Der Grünen-Politiker Wieland hat den Auftrag, die Kontakte des weltweit gesuchten Managers Marsalek zu Geheimdiensten zu untersuchen. Staatliche Behörden helfen ihm kaum. Der Sonderermittler zeigt offen seinen Frust - mit bitterer Ironie.

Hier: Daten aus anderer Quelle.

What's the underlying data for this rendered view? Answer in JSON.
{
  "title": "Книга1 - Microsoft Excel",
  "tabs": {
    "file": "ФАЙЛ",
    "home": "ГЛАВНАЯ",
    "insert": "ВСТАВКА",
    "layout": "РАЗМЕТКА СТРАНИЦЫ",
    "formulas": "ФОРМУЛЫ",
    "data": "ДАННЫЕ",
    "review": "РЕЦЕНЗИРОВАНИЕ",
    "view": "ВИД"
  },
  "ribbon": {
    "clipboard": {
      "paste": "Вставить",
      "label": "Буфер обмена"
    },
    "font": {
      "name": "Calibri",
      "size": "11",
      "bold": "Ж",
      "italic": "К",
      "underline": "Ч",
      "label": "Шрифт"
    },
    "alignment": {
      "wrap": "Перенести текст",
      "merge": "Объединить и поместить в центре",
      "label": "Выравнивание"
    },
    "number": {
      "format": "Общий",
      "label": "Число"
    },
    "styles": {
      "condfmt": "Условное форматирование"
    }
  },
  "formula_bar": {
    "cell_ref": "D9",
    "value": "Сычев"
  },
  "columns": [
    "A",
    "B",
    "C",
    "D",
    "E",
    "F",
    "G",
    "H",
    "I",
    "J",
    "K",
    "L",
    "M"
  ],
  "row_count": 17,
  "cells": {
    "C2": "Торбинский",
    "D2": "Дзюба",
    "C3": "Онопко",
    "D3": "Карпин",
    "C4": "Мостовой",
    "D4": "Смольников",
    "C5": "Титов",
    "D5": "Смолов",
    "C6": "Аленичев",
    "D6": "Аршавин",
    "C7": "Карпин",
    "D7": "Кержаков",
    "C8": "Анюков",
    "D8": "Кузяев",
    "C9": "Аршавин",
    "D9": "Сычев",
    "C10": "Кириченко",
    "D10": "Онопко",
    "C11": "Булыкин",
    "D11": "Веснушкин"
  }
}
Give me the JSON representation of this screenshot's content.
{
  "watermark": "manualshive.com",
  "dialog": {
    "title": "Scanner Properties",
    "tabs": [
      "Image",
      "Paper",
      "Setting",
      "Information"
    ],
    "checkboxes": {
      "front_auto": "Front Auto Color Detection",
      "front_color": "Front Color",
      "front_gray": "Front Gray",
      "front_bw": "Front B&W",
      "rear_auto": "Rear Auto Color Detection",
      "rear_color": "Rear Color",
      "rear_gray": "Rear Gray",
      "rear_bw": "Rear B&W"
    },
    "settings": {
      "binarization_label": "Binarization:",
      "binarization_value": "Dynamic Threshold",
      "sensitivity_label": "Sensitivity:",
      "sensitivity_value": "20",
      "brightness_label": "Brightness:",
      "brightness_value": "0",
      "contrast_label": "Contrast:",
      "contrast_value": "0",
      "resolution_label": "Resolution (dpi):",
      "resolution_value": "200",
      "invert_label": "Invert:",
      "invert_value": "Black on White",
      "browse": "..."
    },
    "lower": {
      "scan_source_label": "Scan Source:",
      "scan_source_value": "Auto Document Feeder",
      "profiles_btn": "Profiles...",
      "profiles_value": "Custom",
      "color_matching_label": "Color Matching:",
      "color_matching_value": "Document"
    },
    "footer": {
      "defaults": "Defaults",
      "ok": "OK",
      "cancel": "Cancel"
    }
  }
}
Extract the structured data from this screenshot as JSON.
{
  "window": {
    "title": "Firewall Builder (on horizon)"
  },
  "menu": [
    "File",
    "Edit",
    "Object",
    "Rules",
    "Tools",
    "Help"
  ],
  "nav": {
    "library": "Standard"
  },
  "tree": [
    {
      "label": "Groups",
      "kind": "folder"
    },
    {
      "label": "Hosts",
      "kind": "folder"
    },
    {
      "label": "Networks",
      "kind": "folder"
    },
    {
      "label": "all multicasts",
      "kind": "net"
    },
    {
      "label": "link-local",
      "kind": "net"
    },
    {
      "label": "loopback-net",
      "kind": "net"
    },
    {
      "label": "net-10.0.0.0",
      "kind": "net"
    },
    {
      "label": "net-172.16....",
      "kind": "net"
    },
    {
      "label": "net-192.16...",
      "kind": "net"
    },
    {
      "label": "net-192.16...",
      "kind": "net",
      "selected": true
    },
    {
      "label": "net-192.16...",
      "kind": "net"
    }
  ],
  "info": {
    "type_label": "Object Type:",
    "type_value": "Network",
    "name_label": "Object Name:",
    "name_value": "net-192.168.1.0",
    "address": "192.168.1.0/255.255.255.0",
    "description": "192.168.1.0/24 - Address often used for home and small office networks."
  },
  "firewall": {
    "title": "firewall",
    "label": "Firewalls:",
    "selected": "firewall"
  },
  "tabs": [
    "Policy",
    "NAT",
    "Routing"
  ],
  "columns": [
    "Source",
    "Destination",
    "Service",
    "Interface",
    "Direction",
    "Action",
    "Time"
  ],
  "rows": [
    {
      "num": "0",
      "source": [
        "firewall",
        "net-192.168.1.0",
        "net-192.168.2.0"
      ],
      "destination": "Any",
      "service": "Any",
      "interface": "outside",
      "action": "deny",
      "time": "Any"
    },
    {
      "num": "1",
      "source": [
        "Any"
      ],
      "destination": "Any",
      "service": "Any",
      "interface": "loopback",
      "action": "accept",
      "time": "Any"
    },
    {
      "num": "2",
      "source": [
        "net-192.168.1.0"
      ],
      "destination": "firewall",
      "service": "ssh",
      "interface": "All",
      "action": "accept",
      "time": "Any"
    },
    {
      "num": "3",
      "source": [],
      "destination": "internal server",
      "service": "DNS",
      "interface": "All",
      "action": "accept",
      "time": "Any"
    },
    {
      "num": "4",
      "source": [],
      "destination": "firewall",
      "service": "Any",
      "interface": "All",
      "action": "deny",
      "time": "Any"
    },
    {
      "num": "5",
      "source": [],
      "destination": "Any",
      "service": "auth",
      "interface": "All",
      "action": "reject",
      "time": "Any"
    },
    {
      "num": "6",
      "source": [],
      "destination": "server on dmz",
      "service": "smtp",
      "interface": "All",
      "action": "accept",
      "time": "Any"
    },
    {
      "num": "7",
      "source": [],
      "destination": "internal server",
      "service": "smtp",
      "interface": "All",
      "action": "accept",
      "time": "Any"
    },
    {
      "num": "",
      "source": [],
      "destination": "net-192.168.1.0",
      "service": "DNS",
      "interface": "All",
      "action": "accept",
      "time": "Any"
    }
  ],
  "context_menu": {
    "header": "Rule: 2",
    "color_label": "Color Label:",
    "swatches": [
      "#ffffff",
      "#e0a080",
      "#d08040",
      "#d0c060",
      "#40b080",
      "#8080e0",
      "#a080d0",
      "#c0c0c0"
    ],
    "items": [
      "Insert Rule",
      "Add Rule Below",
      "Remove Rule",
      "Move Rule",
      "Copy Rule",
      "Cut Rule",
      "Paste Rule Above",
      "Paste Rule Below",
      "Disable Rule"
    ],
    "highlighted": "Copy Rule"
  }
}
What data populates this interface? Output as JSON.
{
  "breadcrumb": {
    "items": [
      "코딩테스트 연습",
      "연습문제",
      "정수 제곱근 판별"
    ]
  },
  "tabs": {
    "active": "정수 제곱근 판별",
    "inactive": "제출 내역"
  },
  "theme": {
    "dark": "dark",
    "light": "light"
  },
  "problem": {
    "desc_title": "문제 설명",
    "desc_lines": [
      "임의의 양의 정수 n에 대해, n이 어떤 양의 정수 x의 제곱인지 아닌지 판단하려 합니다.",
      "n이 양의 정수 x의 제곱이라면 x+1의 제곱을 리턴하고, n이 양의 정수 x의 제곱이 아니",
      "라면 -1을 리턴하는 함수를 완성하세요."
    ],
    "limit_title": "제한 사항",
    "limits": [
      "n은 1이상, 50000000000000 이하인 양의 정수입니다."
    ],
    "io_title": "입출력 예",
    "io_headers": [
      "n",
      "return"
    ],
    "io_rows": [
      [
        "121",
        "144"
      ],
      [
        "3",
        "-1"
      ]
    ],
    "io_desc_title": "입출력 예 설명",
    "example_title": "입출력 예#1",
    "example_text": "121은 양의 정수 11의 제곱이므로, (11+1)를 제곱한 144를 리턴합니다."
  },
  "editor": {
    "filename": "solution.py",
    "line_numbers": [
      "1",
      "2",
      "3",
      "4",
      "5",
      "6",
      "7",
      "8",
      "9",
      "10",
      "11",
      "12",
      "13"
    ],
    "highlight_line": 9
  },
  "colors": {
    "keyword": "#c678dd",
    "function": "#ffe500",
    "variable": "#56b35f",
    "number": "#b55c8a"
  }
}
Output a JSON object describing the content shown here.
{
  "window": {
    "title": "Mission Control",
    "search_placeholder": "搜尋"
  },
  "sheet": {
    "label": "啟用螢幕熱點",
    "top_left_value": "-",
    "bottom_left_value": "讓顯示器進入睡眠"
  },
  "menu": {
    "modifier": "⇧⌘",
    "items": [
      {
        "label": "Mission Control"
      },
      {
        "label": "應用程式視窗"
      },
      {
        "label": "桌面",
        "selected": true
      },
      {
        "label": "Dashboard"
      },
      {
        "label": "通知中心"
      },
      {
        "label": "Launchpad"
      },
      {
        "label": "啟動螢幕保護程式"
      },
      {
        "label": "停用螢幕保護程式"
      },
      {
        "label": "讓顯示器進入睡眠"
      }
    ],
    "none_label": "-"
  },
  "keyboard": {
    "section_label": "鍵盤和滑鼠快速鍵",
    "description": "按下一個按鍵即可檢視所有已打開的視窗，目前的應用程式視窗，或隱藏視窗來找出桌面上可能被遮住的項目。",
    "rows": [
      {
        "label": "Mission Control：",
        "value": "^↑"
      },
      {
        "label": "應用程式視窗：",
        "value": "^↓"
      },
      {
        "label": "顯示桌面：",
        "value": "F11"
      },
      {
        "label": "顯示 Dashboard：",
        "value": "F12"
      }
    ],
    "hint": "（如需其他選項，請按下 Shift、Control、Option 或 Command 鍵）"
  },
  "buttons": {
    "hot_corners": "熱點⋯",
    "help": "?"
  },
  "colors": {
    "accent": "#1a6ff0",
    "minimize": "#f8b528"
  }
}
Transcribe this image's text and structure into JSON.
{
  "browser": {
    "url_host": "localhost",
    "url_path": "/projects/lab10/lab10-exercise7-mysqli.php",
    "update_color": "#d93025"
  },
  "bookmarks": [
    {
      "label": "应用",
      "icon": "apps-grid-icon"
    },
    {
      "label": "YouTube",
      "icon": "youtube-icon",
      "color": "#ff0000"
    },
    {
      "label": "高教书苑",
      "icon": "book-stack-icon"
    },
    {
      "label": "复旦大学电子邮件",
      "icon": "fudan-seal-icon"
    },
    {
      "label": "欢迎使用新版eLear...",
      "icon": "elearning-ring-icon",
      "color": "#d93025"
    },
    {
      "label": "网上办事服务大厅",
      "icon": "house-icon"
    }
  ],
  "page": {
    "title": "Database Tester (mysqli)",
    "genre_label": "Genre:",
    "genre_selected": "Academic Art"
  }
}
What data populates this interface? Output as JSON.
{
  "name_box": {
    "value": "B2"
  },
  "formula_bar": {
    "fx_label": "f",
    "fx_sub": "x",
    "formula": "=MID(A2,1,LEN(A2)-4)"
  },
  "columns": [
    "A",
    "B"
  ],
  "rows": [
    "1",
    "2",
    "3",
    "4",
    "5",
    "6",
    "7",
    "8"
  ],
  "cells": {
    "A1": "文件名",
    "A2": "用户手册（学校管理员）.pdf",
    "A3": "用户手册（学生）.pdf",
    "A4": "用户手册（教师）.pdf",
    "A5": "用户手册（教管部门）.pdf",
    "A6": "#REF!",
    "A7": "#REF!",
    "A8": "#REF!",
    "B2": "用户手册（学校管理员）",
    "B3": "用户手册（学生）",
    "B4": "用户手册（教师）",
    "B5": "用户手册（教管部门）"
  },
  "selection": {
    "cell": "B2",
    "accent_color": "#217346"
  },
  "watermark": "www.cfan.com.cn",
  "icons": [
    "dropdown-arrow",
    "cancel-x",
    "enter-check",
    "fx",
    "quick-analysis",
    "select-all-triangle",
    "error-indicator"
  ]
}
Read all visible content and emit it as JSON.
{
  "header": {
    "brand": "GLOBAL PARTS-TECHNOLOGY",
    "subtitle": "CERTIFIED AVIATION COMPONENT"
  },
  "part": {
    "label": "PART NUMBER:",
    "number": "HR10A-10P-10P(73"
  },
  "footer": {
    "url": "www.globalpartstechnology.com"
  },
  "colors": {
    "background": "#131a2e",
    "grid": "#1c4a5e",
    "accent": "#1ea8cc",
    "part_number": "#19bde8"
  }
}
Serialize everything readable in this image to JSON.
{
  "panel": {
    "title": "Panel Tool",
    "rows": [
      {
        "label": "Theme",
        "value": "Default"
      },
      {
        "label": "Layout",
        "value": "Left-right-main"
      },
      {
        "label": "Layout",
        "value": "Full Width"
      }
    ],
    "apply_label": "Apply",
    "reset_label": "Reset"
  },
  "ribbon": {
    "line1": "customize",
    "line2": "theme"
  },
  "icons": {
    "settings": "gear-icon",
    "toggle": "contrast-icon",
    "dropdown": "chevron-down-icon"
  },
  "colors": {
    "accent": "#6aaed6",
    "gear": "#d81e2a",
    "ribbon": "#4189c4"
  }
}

Ende März platzte eine Twitter-Nachricht des russischen Außenministeriums in die Beratungen des Bundestagsausschusses, der den Wirecard-Skandal untersucht. Die Botschaft aus Moskau war eine Warnung: "Die Spekulationen über die angeblich engen Beziehungen des Geschäftsführers J. Marsalek zu den Sonderdiensten von Russland sorgen für Verwirrung. Wir warnen Deutschland davor, diese Geschichte zu politisieren."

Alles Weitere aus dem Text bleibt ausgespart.